La recherche des antigènes solubles (sang et urines) permet souvent, avec une faible sensibilité, un
diagnostic rapide (antigènes bactériens) des principaux germes (méningocoques, pneumocoques et
Haemophilus influenzae b, chez les enfants de plus de trois mois).
Les autres examens biologiques ont un intérêt :
- d’orientation vers une infection bactérienne :
• hyperleucocytose à polynucléaires ;
• élévation dans le sang de la
protéine réactive C
• le dosage de la procalcitonine
apparaît actuellement comme le
meilleure paramètre susceptible de
distinguer une méningite virale d’une
méningite bactérienne (sensibilité et
spécificité proche de 100%)
- de confirmation du germe bactérien responsable : si identification à
l’hémoculture (systématique), positive dans près de 3/4 cas.
- de recherche d’une complication :
• sécrétion inappropriée d’hormone
antidiurétique (ionogramme sanguin)
chez un enfant ayant eu une prise
récente anormale de poids ;
• voire d’une complication abcédée
précoce (échographie
transfontanellaire chez le jeune
nourrisson à fontanelle perméable ;
scanner ou imagerie par résonance
magnétique cérébrale chez les
enfants plus âgés).
Faq 5 - Pronostic
A ce stade initial, les éléments de mauvais pronostic sont avant tout :
® le retard à la mise en route d’un traitement bactéricide, mais aussi :
® le jeune âge (nourrisson)
® le germe (pneumocoque)
® la gravité du tableau neurologique initial (notamment dans les
formes comateuses)
® l’existence d’un collapsus associé ou de signes d’hypertension
intracrânienne, traités tardivement ou de façon inadaptée.

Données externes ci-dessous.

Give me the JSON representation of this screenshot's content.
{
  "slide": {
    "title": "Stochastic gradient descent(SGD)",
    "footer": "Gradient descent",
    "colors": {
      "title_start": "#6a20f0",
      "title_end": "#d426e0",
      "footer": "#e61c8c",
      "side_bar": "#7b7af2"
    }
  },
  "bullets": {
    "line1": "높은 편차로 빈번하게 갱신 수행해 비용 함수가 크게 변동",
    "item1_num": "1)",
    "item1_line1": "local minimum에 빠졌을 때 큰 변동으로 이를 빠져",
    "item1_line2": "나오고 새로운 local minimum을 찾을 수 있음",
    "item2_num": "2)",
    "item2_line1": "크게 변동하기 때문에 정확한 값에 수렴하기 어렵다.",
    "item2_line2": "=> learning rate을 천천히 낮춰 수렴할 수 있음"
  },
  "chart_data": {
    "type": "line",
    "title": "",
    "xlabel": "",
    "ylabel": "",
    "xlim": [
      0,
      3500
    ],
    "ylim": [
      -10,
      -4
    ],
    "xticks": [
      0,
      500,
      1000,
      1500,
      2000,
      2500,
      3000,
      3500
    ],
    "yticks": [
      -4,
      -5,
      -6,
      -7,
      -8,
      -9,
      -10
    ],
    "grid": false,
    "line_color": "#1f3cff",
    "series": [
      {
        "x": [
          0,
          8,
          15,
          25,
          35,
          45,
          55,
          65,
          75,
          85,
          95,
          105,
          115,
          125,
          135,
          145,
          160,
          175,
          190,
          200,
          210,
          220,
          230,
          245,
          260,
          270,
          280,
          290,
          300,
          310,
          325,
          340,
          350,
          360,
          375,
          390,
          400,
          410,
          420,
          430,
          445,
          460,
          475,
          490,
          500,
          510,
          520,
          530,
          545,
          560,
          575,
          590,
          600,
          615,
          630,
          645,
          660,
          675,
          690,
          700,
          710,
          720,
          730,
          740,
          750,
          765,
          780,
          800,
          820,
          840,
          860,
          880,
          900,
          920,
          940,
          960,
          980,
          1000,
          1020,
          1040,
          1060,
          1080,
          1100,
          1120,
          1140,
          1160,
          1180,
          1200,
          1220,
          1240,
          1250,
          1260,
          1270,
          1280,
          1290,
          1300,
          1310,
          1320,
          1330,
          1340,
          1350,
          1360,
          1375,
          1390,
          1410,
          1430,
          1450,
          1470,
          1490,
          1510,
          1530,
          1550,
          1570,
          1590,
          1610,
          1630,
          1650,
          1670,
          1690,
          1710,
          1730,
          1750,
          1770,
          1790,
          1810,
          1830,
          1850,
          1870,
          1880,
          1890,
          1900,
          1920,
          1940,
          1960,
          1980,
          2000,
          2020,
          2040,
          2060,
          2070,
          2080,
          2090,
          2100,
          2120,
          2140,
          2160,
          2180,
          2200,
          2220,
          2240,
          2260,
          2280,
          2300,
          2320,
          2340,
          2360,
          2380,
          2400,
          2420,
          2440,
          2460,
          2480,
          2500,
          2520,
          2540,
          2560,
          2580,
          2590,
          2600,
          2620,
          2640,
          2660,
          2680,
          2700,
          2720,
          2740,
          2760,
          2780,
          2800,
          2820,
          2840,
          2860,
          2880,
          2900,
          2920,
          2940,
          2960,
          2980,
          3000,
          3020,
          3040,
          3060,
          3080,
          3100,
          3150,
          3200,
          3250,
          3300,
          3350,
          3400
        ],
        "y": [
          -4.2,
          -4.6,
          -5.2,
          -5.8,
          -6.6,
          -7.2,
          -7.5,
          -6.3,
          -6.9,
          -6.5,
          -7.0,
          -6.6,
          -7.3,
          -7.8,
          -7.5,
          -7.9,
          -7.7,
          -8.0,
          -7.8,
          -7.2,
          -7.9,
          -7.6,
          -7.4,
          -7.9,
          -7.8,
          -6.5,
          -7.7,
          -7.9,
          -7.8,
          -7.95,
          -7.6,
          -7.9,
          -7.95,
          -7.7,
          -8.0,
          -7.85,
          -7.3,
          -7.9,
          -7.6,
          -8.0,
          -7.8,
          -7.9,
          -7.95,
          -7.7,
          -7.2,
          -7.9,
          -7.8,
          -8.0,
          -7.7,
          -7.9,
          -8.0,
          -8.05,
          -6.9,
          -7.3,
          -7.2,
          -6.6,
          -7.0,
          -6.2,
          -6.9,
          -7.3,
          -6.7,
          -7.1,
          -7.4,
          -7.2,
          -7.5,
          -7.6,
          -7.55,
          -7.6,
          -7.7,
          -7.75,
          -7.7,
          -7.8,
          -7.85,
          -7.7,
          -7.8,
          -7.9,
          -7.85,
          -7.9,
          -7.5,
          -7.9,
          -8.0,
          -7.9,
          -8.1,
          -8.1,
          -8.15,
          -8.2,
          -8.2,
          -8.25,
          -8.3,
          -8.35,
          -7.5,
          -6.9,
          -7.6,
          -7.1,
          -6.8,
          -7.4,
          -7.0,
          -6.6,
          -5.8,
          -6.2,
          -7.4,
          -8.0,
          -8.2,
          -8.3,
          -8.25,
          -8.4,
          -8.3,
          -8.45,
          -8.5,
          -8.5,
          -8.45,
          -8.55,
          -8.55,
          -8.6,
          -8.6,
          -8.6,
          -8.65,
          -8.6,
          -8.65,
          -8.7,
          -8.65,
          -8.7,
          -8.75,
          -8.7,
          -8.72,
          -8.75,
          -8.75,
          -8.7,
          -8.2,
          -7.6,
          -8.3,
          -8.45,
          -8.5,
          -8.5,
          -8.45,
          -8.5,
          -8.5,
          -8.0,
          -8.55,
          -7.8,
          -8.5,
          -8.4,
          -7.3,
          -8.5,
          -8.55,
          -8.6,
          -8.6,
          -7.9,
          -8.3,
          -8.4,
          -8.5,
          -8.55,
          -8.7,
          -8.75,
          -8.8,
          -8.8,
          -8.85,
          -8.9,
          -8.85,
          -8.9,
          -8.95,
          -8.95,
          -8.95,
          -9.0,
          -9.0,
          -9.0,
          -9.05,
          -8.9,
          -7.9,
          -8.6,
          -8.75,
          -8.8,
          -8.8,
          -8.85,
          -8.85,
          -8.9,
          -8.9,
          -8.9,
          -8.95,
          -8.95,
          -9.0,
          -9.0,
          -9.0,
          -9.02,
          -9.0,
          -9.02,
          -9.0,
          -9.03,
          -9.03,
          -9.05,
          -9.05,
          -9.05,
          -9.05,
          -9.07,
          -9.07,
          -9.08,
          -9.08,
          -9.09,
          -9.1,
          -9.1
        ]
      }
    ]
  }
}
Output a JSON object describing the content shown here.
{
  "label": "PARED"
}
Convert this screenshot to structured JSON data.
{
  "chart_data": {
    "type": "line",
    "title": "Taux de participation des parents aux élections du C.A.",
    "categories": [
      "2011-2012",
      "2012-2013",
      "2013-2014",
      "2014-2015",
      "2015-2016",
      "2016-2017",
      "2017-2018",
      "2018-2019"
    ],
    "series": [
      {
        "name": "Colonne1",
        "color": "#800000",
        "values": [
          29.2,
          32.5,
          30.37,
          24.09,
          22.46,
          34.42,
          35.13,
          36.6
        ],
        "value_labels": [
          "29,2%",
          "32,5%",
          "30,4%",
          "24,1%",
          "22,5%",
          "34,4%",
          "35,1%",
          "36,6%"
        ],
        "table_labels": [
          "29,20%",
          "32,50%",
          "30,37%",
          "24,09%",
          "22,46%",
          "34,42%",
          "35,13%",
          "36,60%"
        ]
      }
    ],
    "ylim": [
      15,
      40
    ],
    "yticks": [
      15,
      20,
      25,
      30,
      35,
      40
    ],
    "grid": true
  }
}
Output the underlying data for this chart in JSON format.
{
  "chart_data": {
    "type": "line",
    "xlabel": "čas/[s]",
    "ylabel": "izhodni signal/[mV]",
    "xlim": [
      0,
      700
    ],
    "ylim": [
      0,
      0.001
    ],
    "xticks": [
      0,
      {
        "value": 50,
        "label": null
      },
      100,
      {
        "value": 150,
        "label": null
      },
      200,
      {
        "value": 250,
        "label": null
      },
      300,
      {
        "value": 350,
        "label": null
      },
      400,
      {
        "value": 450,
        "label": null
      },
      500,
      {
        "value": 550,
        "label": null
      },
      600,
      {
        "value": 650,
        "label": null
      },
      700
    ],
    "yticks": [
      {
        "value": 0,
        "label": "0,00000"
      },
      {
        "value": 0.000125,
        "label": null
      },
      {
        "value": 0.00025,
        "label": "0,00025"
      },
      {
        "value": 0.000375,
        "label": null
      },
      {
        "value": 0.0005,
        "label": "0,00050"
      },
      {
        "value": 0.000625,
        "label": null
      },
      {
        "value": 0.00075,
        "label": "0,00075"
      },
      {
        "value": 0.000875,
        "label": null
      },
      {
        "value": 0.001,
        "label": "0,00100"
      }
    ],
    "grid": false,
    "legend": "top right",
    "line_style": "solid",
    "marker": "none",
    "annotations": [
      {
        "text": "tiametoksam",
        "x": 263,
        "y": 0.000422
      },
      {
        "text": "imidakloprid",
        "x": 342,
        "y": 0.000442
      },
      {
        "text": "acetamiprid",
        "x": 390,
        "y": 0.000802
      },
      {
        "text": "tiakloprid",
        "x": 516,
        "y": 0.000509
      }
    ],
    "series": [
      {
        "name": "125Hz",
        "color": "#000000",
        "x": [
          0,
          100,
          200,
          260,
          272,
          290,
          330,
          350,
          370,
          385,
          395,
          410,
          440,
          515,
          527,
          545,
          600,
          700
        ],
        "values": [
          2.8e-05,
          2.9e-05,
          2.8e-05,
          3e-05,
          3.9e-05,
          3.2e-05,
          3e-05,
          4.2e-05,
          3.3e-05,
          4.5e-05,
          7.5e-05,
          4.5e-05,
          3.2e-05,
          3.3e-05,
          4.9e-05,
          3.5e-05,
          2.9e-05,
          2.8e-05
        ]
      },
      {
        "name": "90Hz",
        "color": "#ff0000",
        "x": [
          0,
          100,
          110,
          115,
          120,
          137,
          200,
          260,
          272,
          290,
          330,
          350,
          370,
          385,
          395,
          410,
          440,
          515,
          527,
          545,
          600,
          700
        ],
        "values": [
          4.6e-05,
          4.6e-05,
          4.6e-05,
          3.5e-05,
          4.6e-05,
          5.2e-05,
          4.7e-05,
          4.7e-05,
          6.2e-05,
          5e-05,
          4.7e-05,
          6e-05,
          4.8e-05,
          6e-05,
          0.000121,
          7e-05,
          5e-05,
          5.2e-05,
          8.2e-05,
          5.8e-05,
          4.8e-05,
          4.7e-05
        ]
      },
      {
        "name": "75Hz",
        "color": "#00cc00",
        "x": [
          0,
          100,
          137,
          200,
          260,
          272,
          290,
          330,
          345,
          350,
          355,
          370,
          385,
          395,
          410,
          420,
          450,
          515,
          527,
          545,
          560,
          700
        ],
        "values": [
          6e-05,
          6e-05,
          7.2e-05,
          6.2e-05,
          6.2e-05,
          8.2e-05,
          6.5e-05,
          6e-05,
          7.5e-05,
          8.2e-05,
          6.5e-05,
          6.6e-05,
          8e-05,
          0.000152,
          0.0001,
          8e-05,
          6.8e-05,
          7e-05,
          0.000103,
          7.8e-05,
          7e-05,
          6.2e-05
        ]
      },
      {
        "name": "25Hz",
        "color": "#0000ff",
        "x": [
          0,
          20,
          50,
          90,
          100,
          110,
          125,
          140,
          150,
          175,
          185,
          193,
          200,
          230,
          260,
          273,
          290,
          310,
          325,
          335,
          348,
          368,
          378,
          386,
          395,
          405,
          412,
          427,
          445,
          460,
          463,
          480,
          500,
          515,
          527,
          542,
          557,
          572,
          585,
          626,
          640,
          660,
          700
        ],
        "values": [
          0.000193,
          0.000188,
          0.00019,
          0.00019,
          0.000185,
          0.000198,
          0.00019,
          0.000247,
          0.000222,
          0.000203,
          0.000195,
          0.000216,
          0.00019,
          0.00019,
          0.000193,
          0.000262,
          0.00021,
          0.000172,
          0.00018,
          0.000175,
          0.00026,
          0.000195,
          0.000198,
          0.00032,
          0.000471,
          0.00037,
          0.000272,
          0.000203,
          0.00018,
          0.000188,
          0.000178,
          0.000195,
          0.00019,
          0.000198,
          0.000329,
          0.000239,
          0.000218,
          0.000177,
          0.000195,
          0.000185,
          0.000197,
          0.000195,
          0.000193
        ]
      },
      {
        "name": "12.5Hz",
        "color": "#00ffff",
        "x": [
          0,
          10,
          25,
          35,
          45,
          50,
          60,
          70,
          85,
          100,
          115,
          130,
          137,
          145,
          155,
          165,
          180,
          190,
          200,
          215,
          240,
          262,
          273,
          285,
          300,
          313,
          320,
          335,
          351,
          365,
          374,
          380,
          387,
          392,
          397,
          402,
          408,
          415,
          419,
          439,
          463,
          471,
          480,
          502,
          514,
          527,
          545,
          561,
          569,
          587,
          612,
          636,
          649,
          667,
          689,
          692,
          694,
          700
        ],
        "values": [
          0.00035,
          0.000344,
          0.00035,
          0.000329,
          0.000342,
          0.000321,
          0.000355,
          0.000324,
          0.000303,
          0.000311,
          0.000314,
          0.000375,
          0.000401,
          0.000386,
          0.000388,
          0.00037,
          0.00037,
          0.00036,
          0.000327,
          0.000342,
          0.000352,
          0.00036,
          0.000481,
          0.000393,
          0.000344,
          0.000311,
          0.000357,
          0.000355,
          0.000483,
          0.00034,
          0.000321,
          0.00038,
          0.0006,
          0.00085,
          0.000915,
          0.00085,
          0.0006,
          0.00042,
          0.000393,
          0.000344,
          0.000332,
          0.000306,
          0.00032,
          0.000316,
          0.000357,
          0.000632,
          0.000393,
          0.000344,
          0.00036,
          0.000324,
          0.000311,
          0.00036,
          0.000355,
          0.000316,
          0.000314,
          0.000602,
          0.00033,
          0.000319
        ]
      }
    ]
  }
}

Faq 6 - Citer les principes du traitement curatif selon les situations (âge,
germe)
Dans tous les cas, le traitement doit répondre à deux objectifs :
- permettre une bactéricidie rapide dans le LCR,
- lutter contre l’inflammation méningée et l’oedème cérébral.
— Epidémiologie : germes et résistances
Les principaux germes des méningites de l’enfant sont :
- à tout âge, le méningocoque prédominant cependant chez l’enfant
de plus de 1 ans (60%) (B dans deux tiers des cas ; A et surtout C
dans un tiers des cas) ;
- chez le nourrisson, les méningites bactériennes à pneumocoque
représentent 60 % des méningites purulentes avant l’âge de 1 an.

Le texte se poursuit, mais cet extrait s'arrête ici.